8. OpenTelemetry 可观测性 / Observability
8.1 总体设计
Canvas run goroutine (Go)
↓
eino Graph Engine
↓ (OnStart / OnEnd / OnError auto-injected)
callbacks.Handler (业务实现)
├─ OTelHandler
│ └─ 开始 span → 注入 attributes → 结束 span
│ └─ otlphttpexporter → OTel Collector (外部)

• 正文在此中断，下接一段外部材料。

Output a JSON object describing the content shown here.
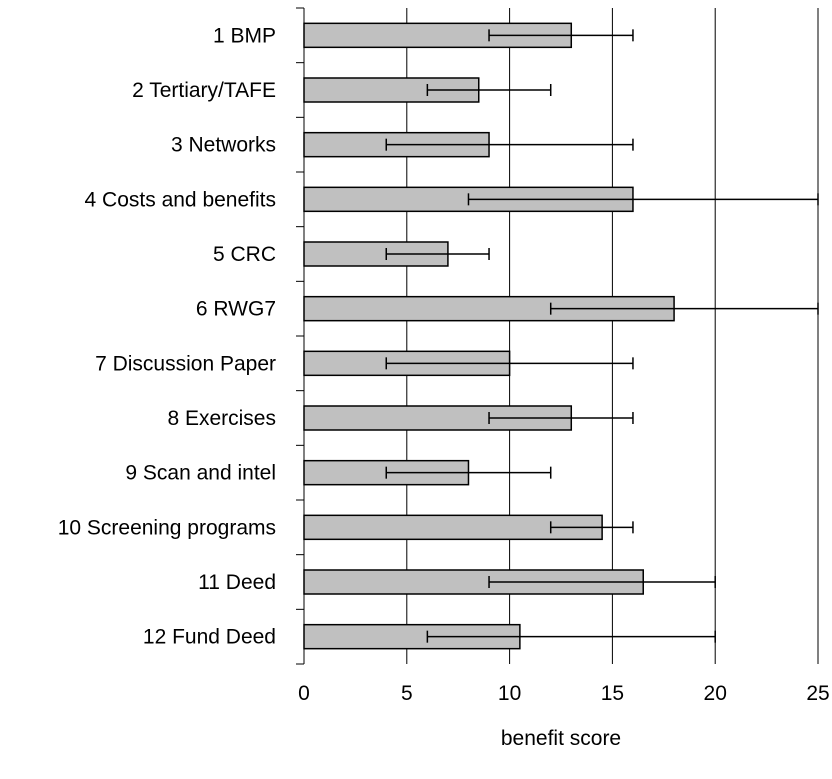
{
  "chart_data": {
    "type": "bar",
    "orientation": "horizontal",
    "categories": [
      "1 BMP",
      "2 Tertiary/TAFE",
      "3 Networks",
      "4 Costs and benefits",
      "5 CRC",
      "6 RWG7",
      "7 Discussion Paper",
      "8 Exercises",
      "9 Scan and intel",
      "10 Screening programs",
      "11 Deed",
      "12 Fund Deed"
    ],
    "values": [
      13,
      8.5,
      9,
      16,
      7,
      18,
      10,
      13,
      8,
      14.5,
      16.5,
      10.5
    ],
    "error_low": [
      9,
      6,
      4,
      8,
      4,
      12,
      4,
      9,
      4,
      12,
      9,
      6
    ],
    "error_high": [
      16,
      12,
      16,
      25,
      9,
      25,
      16,
      16,
      12,
      16,
      20,
      20
    ],
    "xlabel": "benefit score",
    "ylabel": "",
    "title": "",
    "xlim": [
      0,
      25
    ],
    "xticks": [
      0,
      5,
      10,
      15,
      20,
      25
    ],
    "grid": "vertical",
    "colors": {
      "bar_fill": "#c0c0c0",
      "bar_stroke": "#000000",
      "grid": "#000000",
      "error": "#000000"
    }
  }
}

│ ├─ Jaeger / Tempo (trace UI)
│ ├─ Langfuse (LLM 专门)
│ └─ Prometheus / Grafana
└─ SSEHandler (业务事件流) → admin UI
8.2 双通道分离
| 通道 | 用途 | 协议 | 消费者 |
|---|---|---|---|
| SSE | 业务事件("node 开始/结束/消息") | text/event-stream HTTP | admin UI |
| OTel span | 系统可观测性(节点耗时/错误/token) | OTLP HTTP | 运维/APM |
8.3 eino callback → OTel 映射
| eino 时机 | OTel 行为 | Span attribute |
|---|---|---|
OnStart(ctx, info, input) | tracer.Start(ctx, info.Name) → 写入 ctx | eino.component.name, eino.component.type, eino.input.size |
OnEnd(ctx, info, output) | span.End() | eino.output.size |
OnError(ctx, info, err) | span.RecordError(err) + span.SetStatus(codes.Error, ...) | eino.error.message |
8.4 启动配置
export OTEL_EXPORTER_OTLP_ENDPOINT="http://otel-collector:4318"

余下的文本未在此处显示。